Le psaume est un mélange de plusieurs genres littéraires : d’abord une lamentation (v. 1-7) puis un psaume de confiance (v. 8-15) comprenant un développement sapientiel (v. 8-13). Ces deux parties se complètent. La première partie fournit les motifs de la confiance exprimée dans la seconde partie; la seconde partie, sans la première, perdrait l’intérêt de l’insertion d’une thèse dans le concret. Devant une telle diversité, plusieurs exégètes ont renoncé à classer le psaume dans un seul genre littéraire, bien que la plupart le considèrent comme une lamentation à la fois collective et individuelle.
La structure du psaume résulte du mélange de ces éléments littéraires divers. La première partie (v. 1-15) est une prière communautaire au Dieu juste s’exprimant à la première personne du pluriel, tandis que la seconde partie (v. 16-23) est un hymne d’action de grâce au ton personnel s’exprimant à la première personne du singulier, ce qui montre l’implication du psalmiste dans le drame collectif qui se joue. Le poème se déroule donc en deux temps et de deux manières différentes. Premièrement aux v. 1-15 de façon théorique et universelle: les méfaits et l’arrogance des impies (v. 3-7); l’indignation du juste (v. 8); l’omniscience de Dieu à qui rien n’échappe (v. 9-10) qui déjà prépare la rétribution des méchants et la récompense des justes (v. 12-15).
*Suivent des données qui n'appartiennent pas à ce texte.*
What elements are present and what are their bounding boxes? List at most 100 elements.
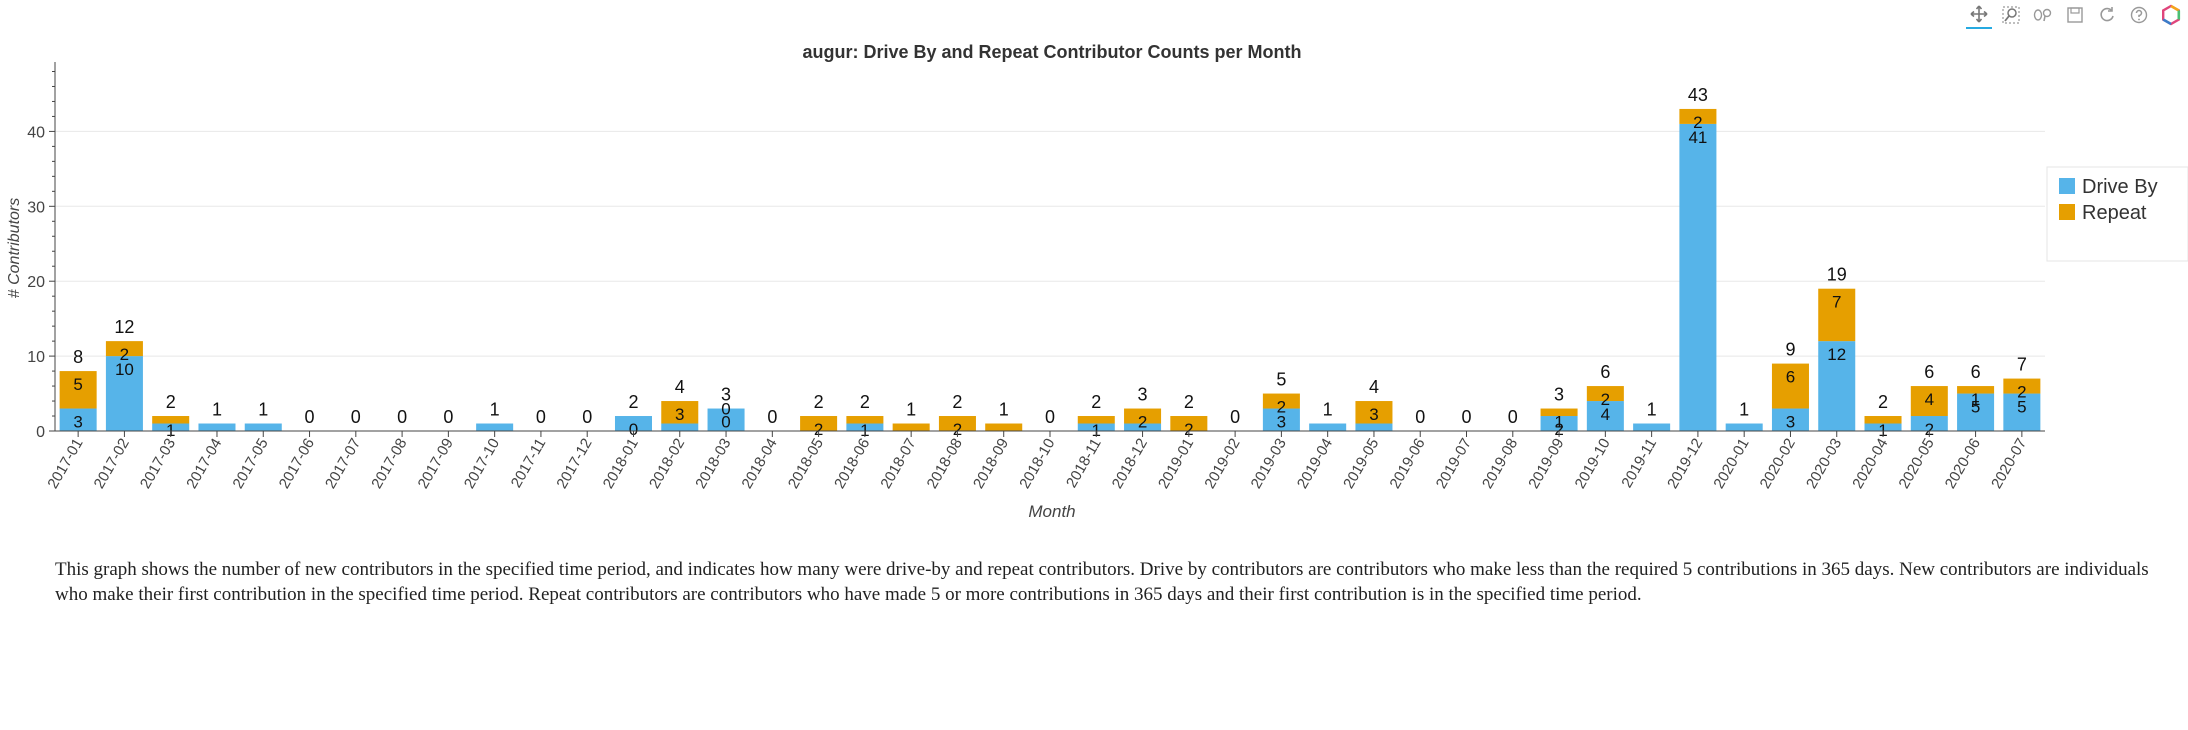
total-label: 0	[351, 407, 361, 427]
bar-repeat	[800, 416, 838, 431]
bokeh-logo[interactable]	[2158, 2, 2184, 28]
bar-repeat	[892, 423, 930, 431]
y-axis-label: # Contributors	[6, 198, 23, 299]
total-label: 1	[906, 400, 916, 420]
x-tick-label: 2018-12	[1109, 436, 1151, 492]
bar-repeat	[152, 416, 190, 424]
repeat-label: 6	[1786, 368, 1795, 387]
bar-drive-by	[614, 416, 652, 431]
x-tick-label: 2018-06	[831, 436, 873, 492]
x-tick-label: 2019-03	[1248, 436, 1290, 492]
box-zoom-icon	[2002, 6, 2020, 24]
total-label: 2	[952, 392, 962, 412]
bar-drive-by	[152, 423, 190, 431]
total-label: 3	[1554, 385, 1564, 405]
x-tick-label: 2018-09	[970, 436, 1012, 492]
total-label: 6	[1924, 362, 1934, 382]
bar-repeat	[1679, 108, 1717, 124]
legend-label-drive-by: Drive By	[2082, 176, 2158, 198]
x-tick-label: 2017-03	[137, 436, 179, 492]
total-label: 0	[1045, 407, 1055, 427]
wheel-zoom-icon	[2033, 8, 2052, 22]
bar-drive-by	[2003, 393, 2041, 431]
total-label: 0	[305, 407, 315, 427]
total-label: 6	[1971, 362, 1981, 382]
bar-drive-by	[244, 423, 282, 431]
save-tool[interactable]	[2062, 2, 2088, 28]
bar-repeat	[661, 401, 699, 424]
bar-repeat	[1586, 386, 1624, 402]
total-label: 0	[1462, 407, 1472, 427]
y-tick-label: 30	[27, 199, 45, 216]
bar-repeat	[1170, 416, 1208, 431]
bokeh-logo-icon	[2162, 4, 2181, 26]
drive-by-label: 12	[1827, 345, 1846, 364]
bar-drive-by	[1864, 423, 1902, 431]
bar-repeat	[1864, 416, 1902, 424]
x-tick-label: 2018-07	[877, 436, 919, 492]
total-label: 1	[999, 400, 1009, 420]
x-tick-label: 2019-09	[1525, 436, 1567, 492]
repeat-label: 2	[120, 345, 129, 364]
help-tool[interactable]	[2126, 2, 2152, 28]
y-tick-label: 40	[27, 124, 45, 141]
drive-by-label: 3	[73, 413, 82, 432]
bar-drive-by	[1586, 401, 1624, 431]
legend: Drive By Repeat	[2046, 166, 2188, 262]
x-tick-label: 2019-01	[1155, 436, 1197, 492]
drive-by-label: 3	[1786, 413, 1795, 432]
bar-drive-by	[846, 423, 884, 431]
bar-repeat	[105, 341, 143, 357]
total-label: 0	[443, 407, 453, 427]
bar-repeat	[1957, 386, 1995, 394]
contributor-chart: augur: Drive By and Repeat Contributor C…	[6, 42, 2188, 521]
bar-drive-by	[661, 423, 699, 431]
bar-repeat	[1077, 416, 1115, 424]
x-tick-label: 2018-01	[600, 436, 642, 492]
bar-drive-by	[105, 356, 143, 431]
x-tick-label: 2017-10	[461, 436, 503, 492]
pan-tool[interactable]	[1966, 1, 1992, 29]
total-label: 7	[2017, 355, 2027, 375]
x-tick-label: 2019-04	[1294, 436, 1336, 492]
bar-repeat	[59, 371, 97, 409]
x-tick-label: 2017-12	[553, 436, 595, 492]
total-label: 0	[1415, 407, 1425, 427]
total-label: 2	[860, 392, 870, 412]
total-label: 19	[1827, 265, 1847, 285]
x-tick-label: 2018-11	[1063, 436, 1105, 491]
x-tick-label: 2020-05	[1896, 436, 1938, 492]
total-label: 8	[73, 347, 83, 367]
total-label: 6	[1600, 362, 1610, 382]
bar-repeat	[938, 416, 976, 431]
reset-icon	[2100, 7, 2114, 22]
bar-drive-by	[59, 408, 97, 431]
repeat-label: 5	[73, 375, 82, 394]
x-tick-label: 2020-03	[1803, 436, 1845, 492]
x-tick-label: 2020-07	[1988, 436, 2030, 492]
total-label: 2	[1184, 392, 1194, 412]
repeat-label: 2	[1138, 413, 1147, 432]
drive-by-label: 2	[814, 420, 823, 439]
x-tick-label: 2018-05	[785, 436, 827, 492]
repeat-label: 1	[1971, 390, 1980, 409]
drive-by-label: 0	[629, 420, 638, 439]
wheel-zoom-tool[interactable]	[2030, 2, 2056, 28]
x-tick-label: 2020-01	[1710, 436, 1752, 492]
bar-repeat	[1355, 401, 1393, 424]
drive-by-label: 3	[1277, 413, 1286, 432]
repeat-label: 0	[721, 400, 730, 419]
bar-repeat	[1771, 363, 1809, 409]
reset-tool[interactable]	[2094, 2, 2120, 28]
x-tick-label: 2018-10	[1016, 436, 1058, 492]
x-tick-label: 2019-11	[1618, 436, 1660, 491]
total-label: 1	[1647, 400, 1657, 420]
legend-swatch-repeat	[2059, 204, 2075, 220]
x-tick-label: 2017-04	[183, 436, 225, 492]
box-zoom-tool[interactable]	[1998, 2, 2024, 28]
bar-repeat	[1124, 408, 1162, 424]
chart-title: augur: Drive By and Repeat Contributor C…	[802, 42, 1301, 62]
repeat-label: 2	[2017, 383, 2026, 402]
x-tick-label: 2019-07	[1433, 436, 1475, 492]
x-tick-label: 2017-08	[368, 436, 410, 492]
Deuxièmement aux v. 16-23 de façon pratique et personnelle. Sans le secours de Dieu le psalmiste est perdu (v. 16-17). Il recourt à son expérience passée des interventions divines (v. 18-19) et y trouve des raisons d’espérer et de comprendre le silence de Dieu (v. 20-21) et affermit sa certitude d’être exaucé (v. 22-23). On aurait donc la structure suivante :
A Supplication (v. 1-2)
B Lamentation (v. 3-7)
C Confiance (v. 8-15)
C’ Confiance (v. 16-19)
B’ Lamentation (v. 20-21)
A’ Supplication (v. 22-23)
Commentons quelques versets. Les premiers mots du psaume sont surprenants, littéralement « Dieu des vengeances », que la traduction liturgique a préféré rendre « Dieu qui fais justice ». C’est que le mot « venger » comporte une connotation péjorative qui ne semble pas convenir pas au Dieu de la révélation. La différence, toutefois, c’est que Dieu ne se venge pas comme les humains! Pour lui, il s’agit plutôt de rétablir la justice. En effet, Dieu se présente dans plusieurs textes bibliques comme le goël, c’est-à-dire le « vengeur de sang » de son peuple. Dans le système de justice ancien, en effet, il appartenait au membre aîné d’une famille de rétablir la justice d’une personne lésée. Au v. 2, le psalmiste demande à Dieu de faire revenir sur les impies la « rétribution », c’est-à-dire l’effet de leur mauvaise action. Mais il voit bien que la réalité est tout autre! Aux v. 3-4 il exprime son scandale du triomphe des impies avec la fameuse question « jusques à quand? » Les impies insultent Dieu (Ps 31,19; 59,8; 75,6) qui reste muet (au point où le v. 20 le soupçonnera même d’être complice de leur impiété!).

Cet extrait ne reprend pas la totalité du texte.